Implement distributed GP
Closed this issue · 2 comments
mclaughlin6464 commented
I showed a paper a few weeks ago that shows how to mathematically properly distribute GPs. In a new branch I should implement this in place of EC, and remove SB entirely. EC should be able to distribute itself to arbitrary size, which will envelop the SB case. I think that OR will still have a place, especially w.r.t. non-GP models that scale with a full, un-diluted dataset.
mclaughlin6464 commented
Rereading the paper (available here). I'd like to take some notes of the obvious things I'll have to implement and how they'll affect things in pearce.
- Change the liklihood optimization. I can continue to assume that the metric is the same across all GPs, as they do. Their approach is basically the same as mine but formalizing may be good.
- Dataspace partitioning. This will require the most work I feel. What options do I want to have? I could have random & kd-tree options, and I need a # of experts param, as well as an overlap param.
- Emulation. I'll need to develop a notion of "mixing" the experts. The formula are easy, but they depend on the predicted uncertanties, which can be unreliable. Push comes to shove I can just do a normal average on the mean instead of a weighted average with the errors. They may cancel out though!
- Following from the above. I think I'll want to revisit emulate_wrt_*. Is it actually helpful? In this case now I don't have to do any weird interpolation, it should just be based on the basic emulator. I guess the conveinience functions will still be useful, it'll jsut behave the same way as OR essentially.
- Distribution. I think for now that's not worth considering, but in the future it could be useful. Building would be much faster even just running on multiple cores.

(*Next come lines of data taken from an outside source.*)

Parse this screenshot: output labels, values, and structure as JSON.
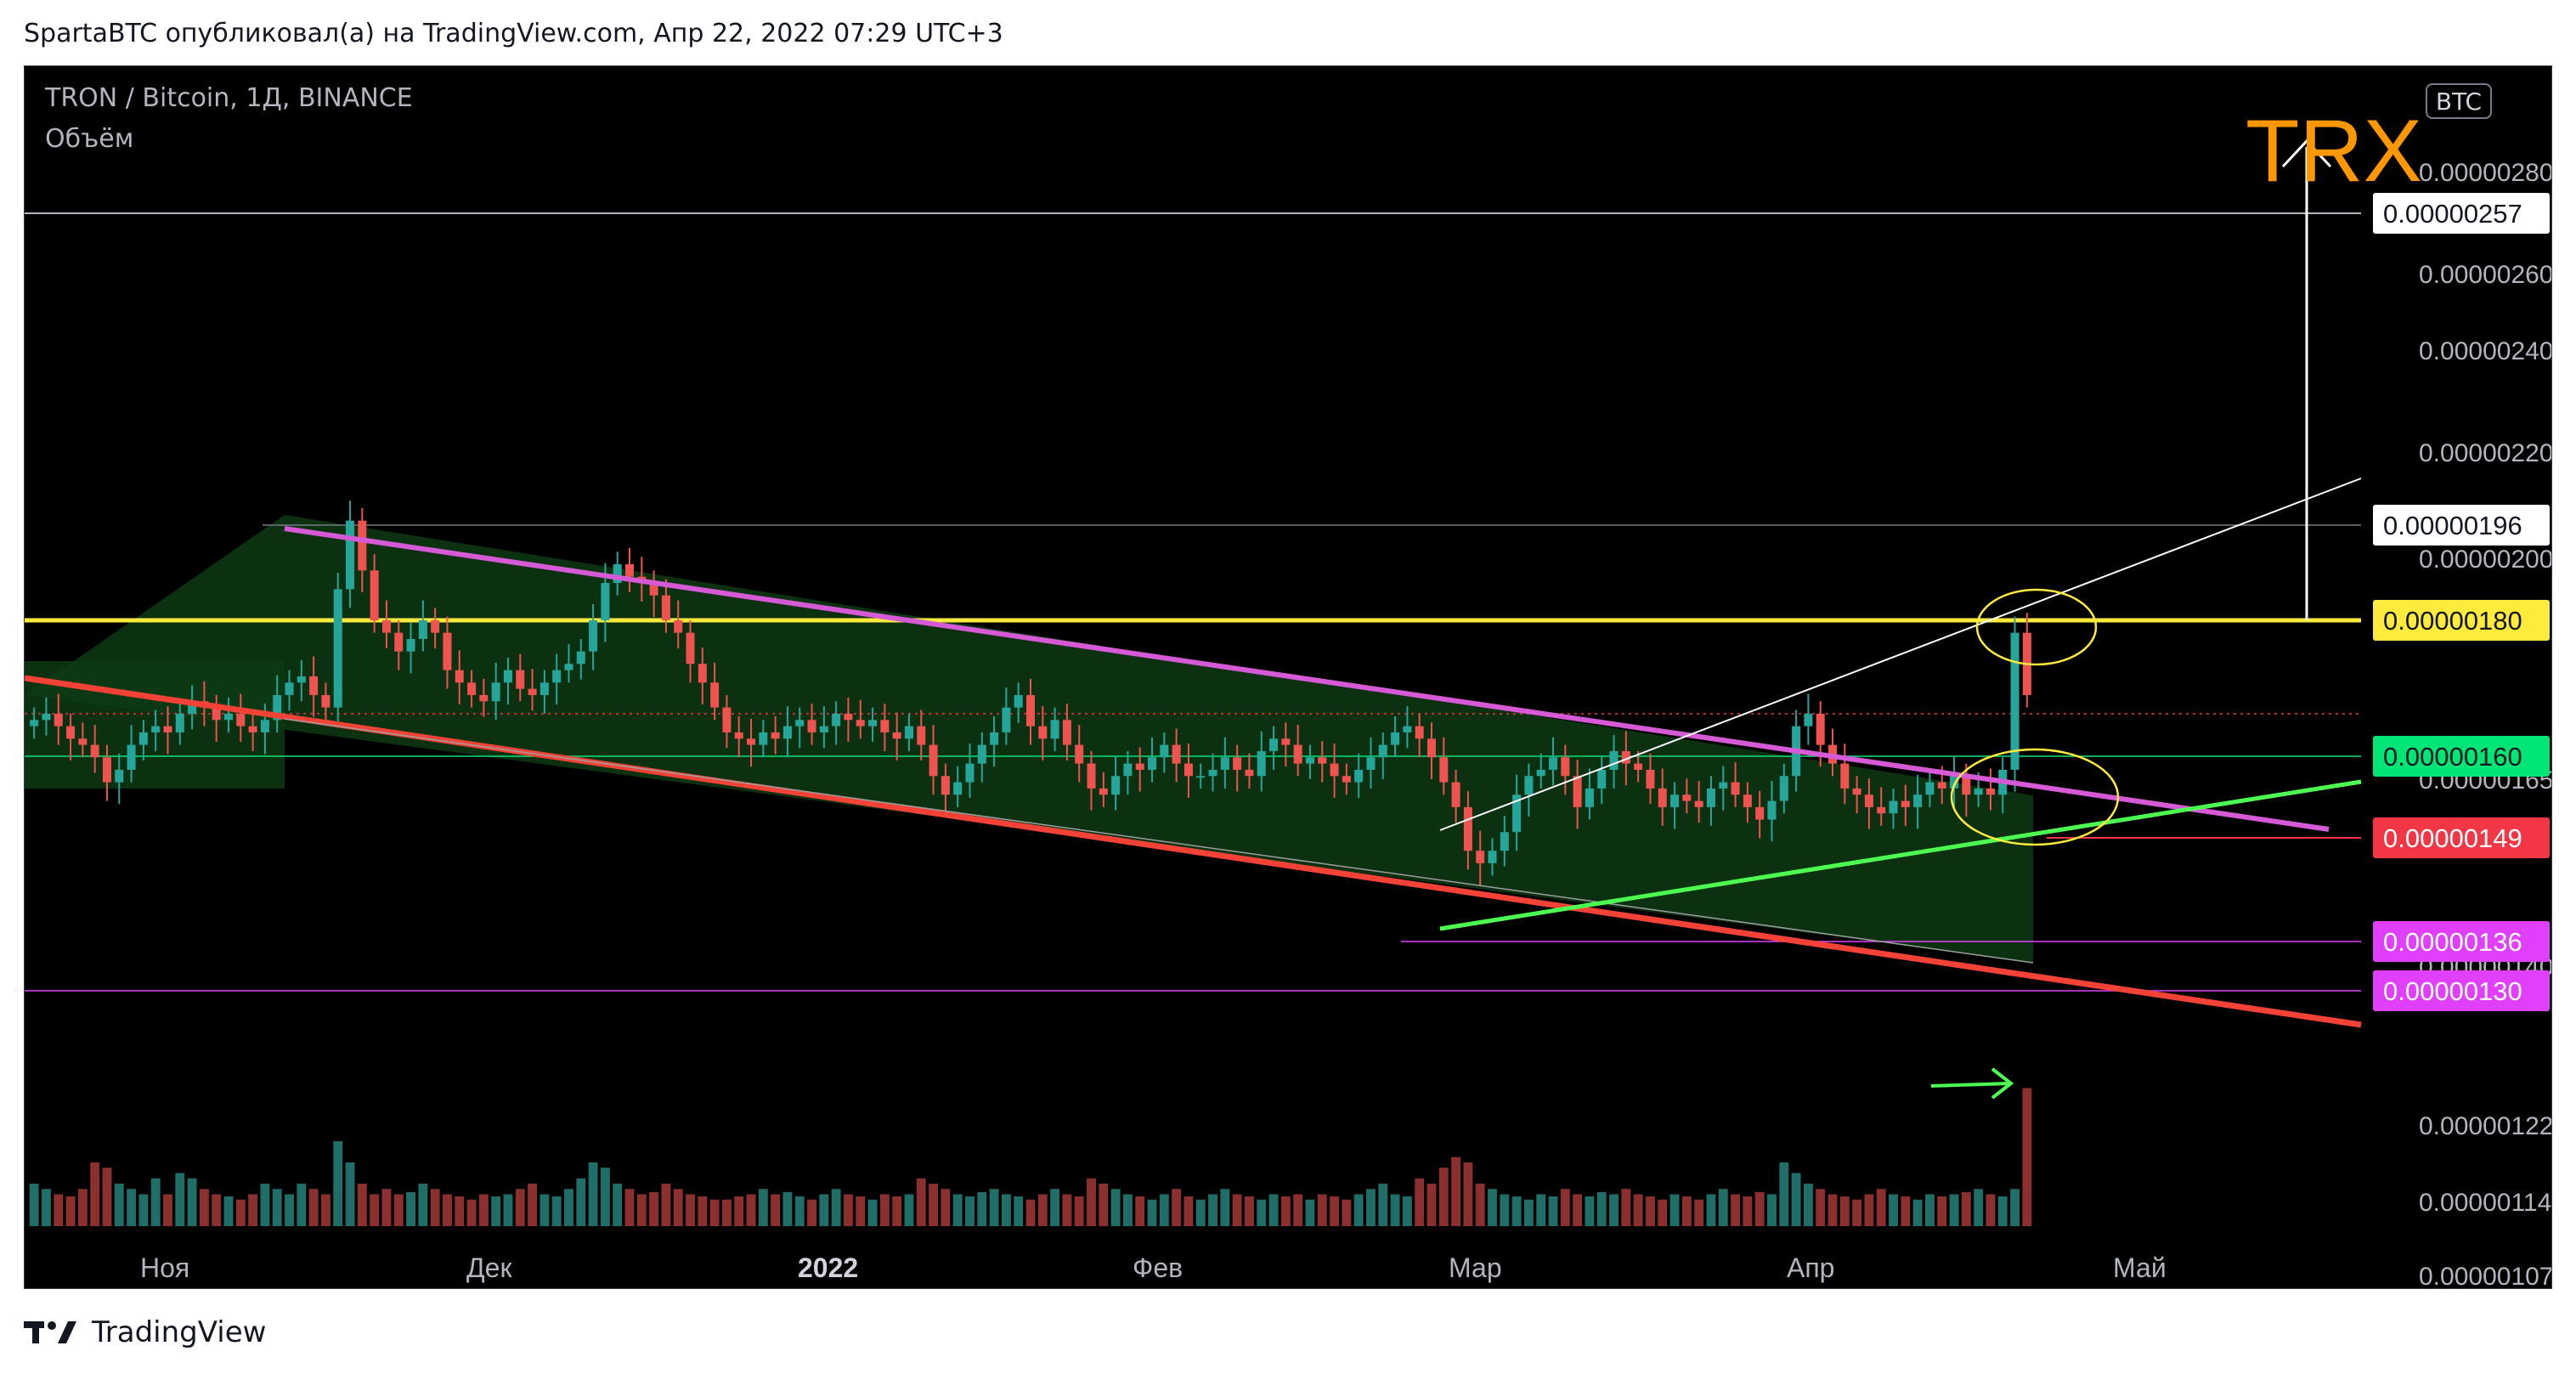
{
  "header": {
    "attribution": "SpartaBTC опубликовал(а) на TradingView.com, Апр 22, 2022 07:29 UTC+3"
  },
  "legend": {
    "symbol": "TRON / Bitcoin, 1Д, BINANCE",
    "volume_label": "Объём"
  },
  "currency_button": "BTC",
  "footer": {
    "brand": "TradingView"
  },
  "colors": {
    "background": "#000000",
    "up_candle": "#26a69a",
    "down_candle": "#ef5350",
    "yellow_level": "#ffeb3b",
    "green_level": "#00e676",
    "red_level": "#f23645",
    "magenta_level": "#e040fb",
    "channel_top": "#d65ad6",
    "channel_bottom": "#f44336",
    "trx_label": "#ff9800"
  },
  "chart_data": {
    "type": "candlestick",
    "symbol": "TRON / Bitcoin",
    "interval": "1Д",
    "exchange": "BINANCE",
    "x_axis_labels": [
      "Ноя",
      "Дек",
      "2022",
      "Фев",
      "Мар",
      "Апр",
      "Май"
    ],
    "y_axis_ticks": [
      "0.00000280",
      "0.00000260",
      "0.00000240",
      "0.00000220",
      "0.00000200",
      "0.00000165",
      "0.00000140",
      "0.00000122",
      "0.00000114",
      "0.00000107"
    ],
    "price_labels": [
      {
        "value": "0.00000257",
        "color": "#ffffff",
        "text_color": "#131722"
      },
      {
        "value": "0.00000196",
        "color": "#ffffff",
        "text_color": "#131722"
      },
      {
        "value": "0.00000180",
        "color": "#ffeb3b",
        "text_color": "#131722"
      },
      {
        "value": "0.00000160",
        "color": "#00e676",
        "text_color": "#131722"
      },
      {
        "value": "0.00000149",
        "color": "#f23645",
        "text_color": "#ffffff"
      },
      {
        "value": "0.00000136",
        "color": "#e040fb",
        "text_color": "#ffffff"
      },
      {
        "value": "0.00000130",
        "color": "#e040fb",
        "text_color": "#ffffff"
      }
    ],
    "annotation": "TRX",
    "dates_range": [
      "2021-10-25",
      "2022-04-22"
    ],
    "closes": [
      1.64,
      1.65,
      1.63,
      1.61,
      1.6,
      1.58,
      1.54,
      1.56,
      1.6,
      1.62,
      1.63,
      1.62,
      1.65,
      1.67,
      1.66,
      1.64,
      1.65,
      1.63,
      1.62,
      1.64,
      1.68,
      1.7,
      1.71,
      1.68,
      1.66,
      1.85,
      1.96,
      1.88,
      1.8,
      1.78,
      1.75,
      1.77,
      1.8,
      1.78,
      1.72,
      1.7,
      1.68,
      1.67,
      1.7,
      1.72,
      1.69,
      1.68,
      1.7,
      1.72,
      1.73,
      1.75,
      1.8,
      1.86,
      1.89,
      1.87,
      1.86,
      1.84,
      1.8,
      1.78,
      1.73,
      1.7,
      1.66,
      1.62,
      1.61,
      1.6,
      1.62,
      1.61,
      1.63,
      1.64,
      1.62,
      1.63,
      1.65,
      1.64,
      1.63,
      1.64,
      1.62,
      1.61,
      1.63,
      1.6,
      1.55,
      1.52,
      1.54,
      1.57,
      1.6,
      1.62,
      1.66,
      1.68,
      1.63,
      1.61,
      1.64,
      1.6,
      1.57,
      1.53,
      1.52,
      1.55,
      1.57,
      1.56,
      1.58,
      1.6,
      1.57,
      1.55,
      1.55,
      1.56,
      1.58,
      1.56,
      1.55,
      1.59,
      1.61,
      1.6,
      1.57,
      1.58,
      1.57,
      1.55,
      1.54,
      1.56,
      1.58,
      1.6,
      1.62,
      1.63,
      1.61,
      1.58,
      1.54,
      1.5,
      1.43,
      1.41,
      1.43,
      1.46,
      1.52,
      1.55,
      1.56,
      1.58,
      1.55,
      1.5,
      1.53,
      1.56,
      1.59,
      1.57,
      1.56,
      1.53,
      1.5,
      1.52,
      1.51,
      1.5,
      1.53,
      1.54,
      1.52,
      1.5,
      1.48,
      1.51,
      1.55,
      1.63,
      1.65,
      1.6,
      1.57,
      1.53,
      1.52,
      1.5,
      1.49,
      1.51,
      1.5,
      1.52,
      1.54,
      1.53,
      1.55,
      1.52,
      1.53,
      1.52,
      1.56,
      1.78,
      1.68
    ],
    "volumes": [
      40,
      35,
      30,
      28,
      35,
      60,
      55,
      40,
      35,
      30,
      45,
      30,
      50,
      45,
      35,
      30,
      28,
      25,
      30,
      40,
      35,
      30,
      40,
      35,
      30,
      80,
      60,
      40,
      30,
      35,
      30,
      32,
      40,
      35,
      30,
      28,
      25,
      30,
      28,
      30,
      35,
      40,
      30,
      28,
      35,
      45,
      60,
      55,
      40,
      35,
      30,
      32,
      40,
      35,
      30,
      28,
      25,
      25,
      28,
      30,
      35,
      30,
      32,
      28,
      25,
      30,
      35,
      30,
      28,
      25,
      30,
      28,
      30,
      45,
      40,
      35,
      30,
      28,
      32,
      35,
      30,
      28,
      25,
      30,
      35,
      30,
      28,
      45,
      40,
      35,
      30,
      28,
      25,
      30,
      35,
      28,
      25,
      30,
      35,
      30,
      28,
      25,
      30,
      28,
      30,
      25,
      30,
      28,
      25,
      30,
      35,
      40,
      30,
      28,
      45,
      40,
      55,
      65,
      60,
      40,
      35,
      30,
      28,
      25,
      30,
      28,
      35,
      30,
      28,
      32,
      30,
      35,
      30,
      28,
      25,
      30,
      28,
      25,
      30,
      35,
      30,
      28,
      32,
      30,
      60,
      50,
      40,
      35,
      30,
      28,
      25,
      30,
      35,
      30,
      28,
      25,
      30,
      28,
      30,
      32,
      35,
      30,
      28,
      35,
      130,
      45
    ],
    "lines": [
      {
        "name": "channel-top",
        "from": [
          "2021-11-14",
          "0.00000197"
        ],
        "to": [
          "2022-05-06",
          "0.00000152"
        ]
      },
      {
        "name": "channel-bottom",
        "from": [
          "2021-10-25",
          "0.00000178"
        ],
        "to": [
          "2022-05-10",
          "0.00000128"
        ]
      },
      {
        "name": "rising-support",
        "from": [
          "2022-02-28",
          "0.00000138"
        ],
        "to": [
          "2022-05-10",
          "0.00000156"
        ]
      },
      {
        "name": "rising-resistance",
        "from": [
          "2022-02-28",
          "0.00000150"
        ],
        "to": [
          "2022-05-10",
          "0.00000210"
        ]
      }
    ]
  }
}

Hypothetically, I can support 1 1000^2 matrix, I can support 4 500^2 matrices, which take ~ 5 min to build each. So distributing could be helpful there, and I'd be using twice as much data (though with less detailed covariance).
- (related to 2). Do I split on r & z? I like the idea of treating them like any other parameter. However, intuitively I'd believe that they're more correlated than random other params, but that thinking could be flawed. Code would be a lot easier if I don't do that. I guess I can try both, but I don't know if I'll actually do that.
mclaughlin6464 commented
This has been implemented and pulled into master.